« Ton visage demain » ou Proust chez Kafka

Ce qui frappe quand on lit Javier Marias, c’est la longueur de ses phrases ou de ses digressions.

Une personne s’arrête au bord d’un escalier et nous avons une vingtaine de pages qui semblent « suspendre le temps » et le film (ou plutôt le roman) reprend.
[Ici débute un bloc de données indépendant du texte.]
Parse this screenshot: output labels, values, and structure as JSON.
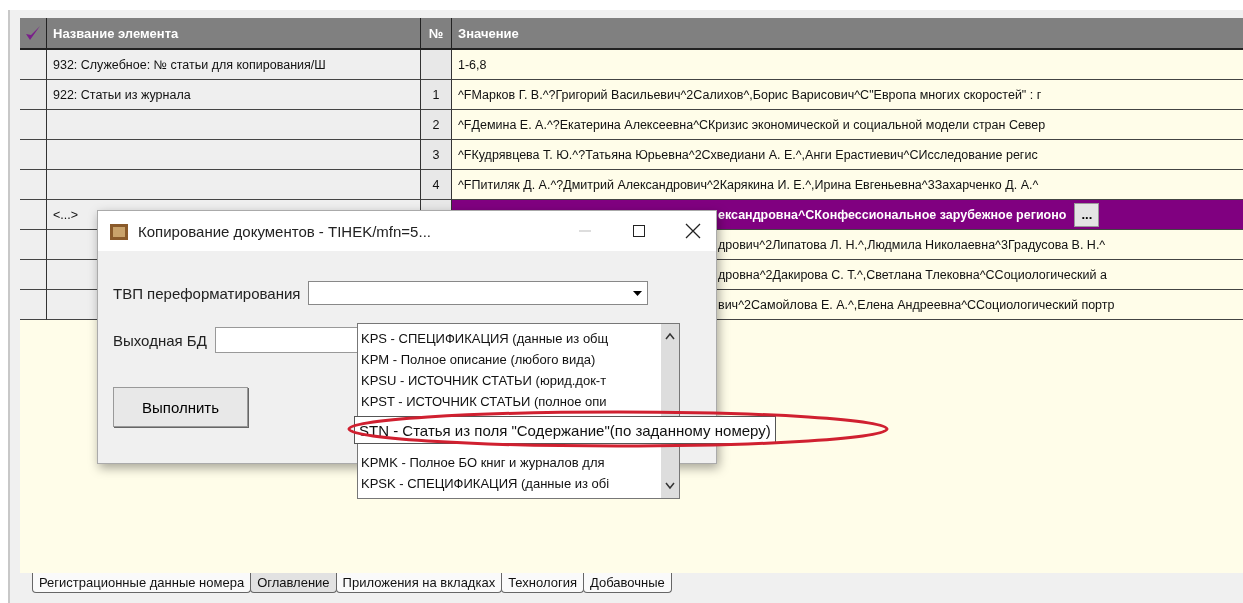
{
  "table": {
    "columns": [
      "Название элемента",
      "№",
      "Значение"
    ],
    "rows": [
      {
        "name": "932: Служебное: № статьи для копирования/Ш",
        "value": "1-6,8",
        "partly_hidden": false,
        "selected": false
      },
      {
        "name": "922: Статьи из журнала",
        "number": "1",
        "value": "^FМарков Г. В.^?Григорий Васильевич^2Салихов^,Борис Варисович^С\"Европа многих скоростей\" : г",
        "partly_hidden": false,
        "selected": false
      },
      {
        "number": "2",
        "value": "^FДемина Е. А.^?Екатерина Алексеевна^СКризис экономической и социальной модели стран Север",
        "partly_hidden": false,
        "selected": false
      },
      {
        "number": "3",
        "value": "^FКудрявцева Т. Ю.^?Татьяна Юрьевна^2Схведиани А. Е.^,Анги Ерастиевич^СИсследование регис",
        "partly_hidden": false,
        "selected": false
      },
      {
        "number": "4",
        "value": "^FПитиляк Д. А.^?Дмитрий Александрович^2Карякина И. Е.^,Ирина Евгеньевна^3Захарченко Д. А.^",
        "partly_hidden": false,
        "selected": false
      },
      {
        "name": "<...>",
        "value": "ександровна^СКонфессиональное зарубежное регионо",
        "partly_hidden": true,
        "selected": true,
        "button": "..."
      },
      {
        "value": "дрович^2Липатова Л. Н.^,Людмила Николаевна^3Градусова В. Н.^",
        "partly_hidden": true,
        "selected": false
      },
      {
        "value": "дровна^2Дакирова С. Т.^,Светлана Тлековна^ССоциологический а",
        "partly_hidden": true,
        "selected": false
      },
      {
        "value": "вич^2Самойлова Е. А.^,Елена Андреевна^ССоциологический портр",
        "partly_hidden": true,
        "selected": false
      }
    ]
  },
  "dialog": {
    "title": "Копирование документов - TIHEK/mfn=5...",
    "format_label": "ТВП переформатирования",
    "output_label": "Выходная БД",
    "run_button": "Выполнить",
    "dropdown": [
      {
        "text": "KPS - СПЕЦИФИКАЦИЯ (данные из общ",
        "selected": false
      },
      {
        "text": "KPM - Полное описание (любого вида)",
        "selected": false
      },
      {
        "text": "KPSU - ИСТОЧНИК СТАТЬИ (юрид.док-т",
        "selected": false
      },
      {
        "text": "KPST - ИСТОЧНИК СТАТЬИ (полное опи",
        "selected": false
      },
      {
        "text": "STN - Статья из поля \"Содержание\"(по заданному номеру)",
        "selected": true
      },
      {
        "text": "KPMK - Полное БО книг и журналов для",
        "selected": false
      },
      {
        "text": "KPSK - СПЕЦИФИКАЦИЯ (данные из обі",
        "selected": false
      }
    ]
  },
  "tabs": [
    {
      "label": "Регистрационные данные номера",
      "selected": false
    },
    {
      "label": "Оглавление",
      "selected": true
    },
    {
      "label": "Приложения на вкладках",
      "selected": false
    },
    {
      "label": "Технология",
      "selected": false
    },
    {
      "label": "Добавочные",
      "selected": false
    }
  ]
}
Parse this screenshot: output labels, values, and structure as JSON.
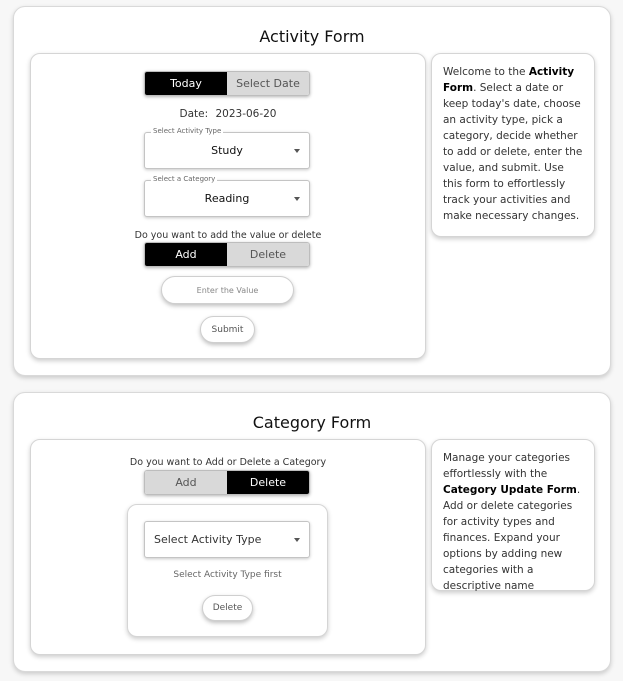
{
  "activity_form": {
    "title": "Activity Form",
    "date_toggle": {
      "today_label": "Today",
      "select_date_label": "Select Date",
      "selected": "Today"
    },
    "date_label": "Date:",
    "date_value": "2023-06-20",
    "activity_type": {
      "legend": "Select Activity Type",
      "value": "Study"
    },
    "category": {
      "legend": "Select a Category",
      "value": "Reading"
    },
    "mode_prompt": "Do you want to add the value or delete",
    "mode_toggle": {
      "add_label": "Add",
      "delete_label": "Delete",
      "selected": "Add"
    },
    "value_input": {
      "placeholder": "Enter the Value",
      "value": ""
    },
    "submit_label": "Submit",
    "info": {
      "part1": "Welcome to the ",
      "bold": "Activity Form",
      "part2": ". Select a date or keep today's date, choose an activity type, pick a category, decide whether to add or delete, enter the value, and submit. Use this form to effortlessly track your activities and make necessary changes."
    }
  },
  "category_form": {
    "title": "Category Form",
    "mode_prompt": "Do you want to Add or Delete a Category",
    "mode_toggle": {
      "add_label": "Add",
      "delete_label": "Delete",
      "selected": "Delete"
    },
    "activity_type_select": {
      "value": "Select Activity Type"
    },
    "hint": "Select Activity Type first",
    "delete_label": "Delete",
    "info": {
      "part1": "Manage your categories effortlessly with the ",
      "bold": "Category Update Form",
      "part2": ". Add or delete categories for activity types and finances. Expand your options by adding new categories with a descriptive name"
    }
  },
  "colors": {
    "active_toggle": "#000000",
    "inactive_toggle": "#d9d9d9",
    "page_background": "#f7f7f7"
  }
}
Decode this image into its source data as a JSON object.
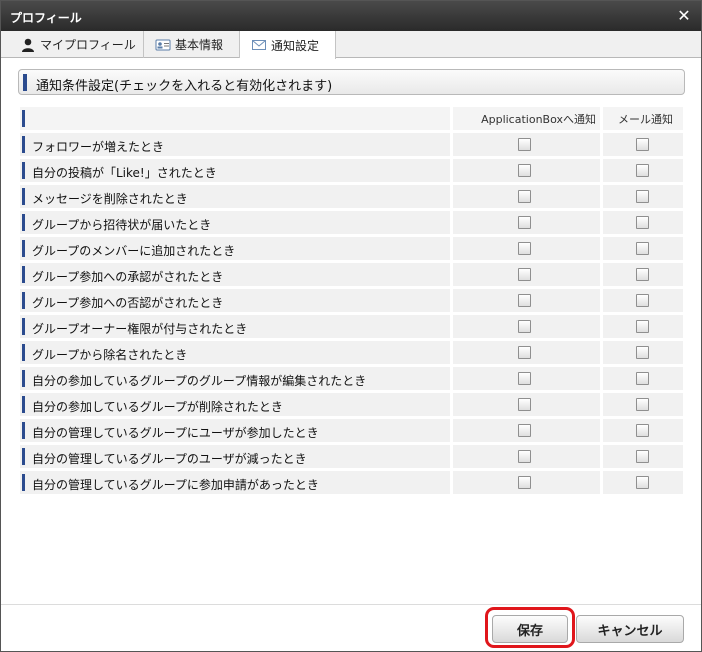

Comme chez Proust, ces digressions ne sont ni ennuyeuses ni inutiles. Elles sont toujours pleines de philosophie et de réflexions passionnantes, comme dans la phrase ci-dessous, qui débute le tome II :

« Si seulement personne ne nous demandait jamais rien, ne nous posait aucune question, ou presque, ni conseil ni service ni prêt, pas même de prêter l’oreille, si seulement les autres ne nous demandaient pas de les écouter, leurs misérables problèmes et leurs conflits pénibles, si semblables aux nôtres, leurs doutes incompréhensibles et leurs simples histoires si souvent interchangeables et toujours déjà écrites (la gamme de ce qu’on peut essayer de raconter n’est pas très étendue) ou ce que jadis on appelait des affres, qui n’en a pas, ou ne se les cherche, « le malheur s’invente », je cite souvent ces mots pour moi-même et c’est une citation juste lorsqu’il s’agit de malheurs qui ne viennent pas du dehors, et qui objectivement ne sont pas des malheurs inévitables, une catastrophe, un accident, une mort, une ruine, un renvoi, une plaie, une famine, ou une persécution acharnée subie par quelqu’un qui n’a rien fait, l’Histoire en est pleine et la nôtre aussi, je veux dire ces temps inachevés que nous vivons (et il y a même des renvois, des ruines et des morts qui sont recherchés ou mérités ou qui s’inventent vraiment). »

Dans « Ton visage demain » Javier Marias développe une histoire un peu kafkaïenne (mais sans angoisse), le héros se trouvant mêlé à des aventures dont il ne connait rien, avec des personnages dont il ignore tout !

C’est son travail, un travail pour lequel il est très bien payé, et qui consiste à donner son avis sur des gens… Il travaille souvent sans même rencontrer ces gens, se faisant une opinion d’après une cassette vidéo. Même si le personnage présenté ne lui inspire aucune idée, on le force (mais gentiment) pour qu’il dise ce qu’il « ressent ». Alors il dit n’importe quoi et ne sait jamais s’il a vu juste ou non.

Lui, c’est un exilé. Il vit à Londres et a laissé sa famille en Espagne, en instance de divorce d’avec sa femme, il se sent seul.

Les années de franquisme sont omniprésentes, comme dans beaucoup de romans espagnols, et Javier Marias sait de quoi il parle, puisque son propre père, le sociologue Julián Marías Aguilera en a connu les geôles (dénoncé par son meilleur ami, comme dans ce roman).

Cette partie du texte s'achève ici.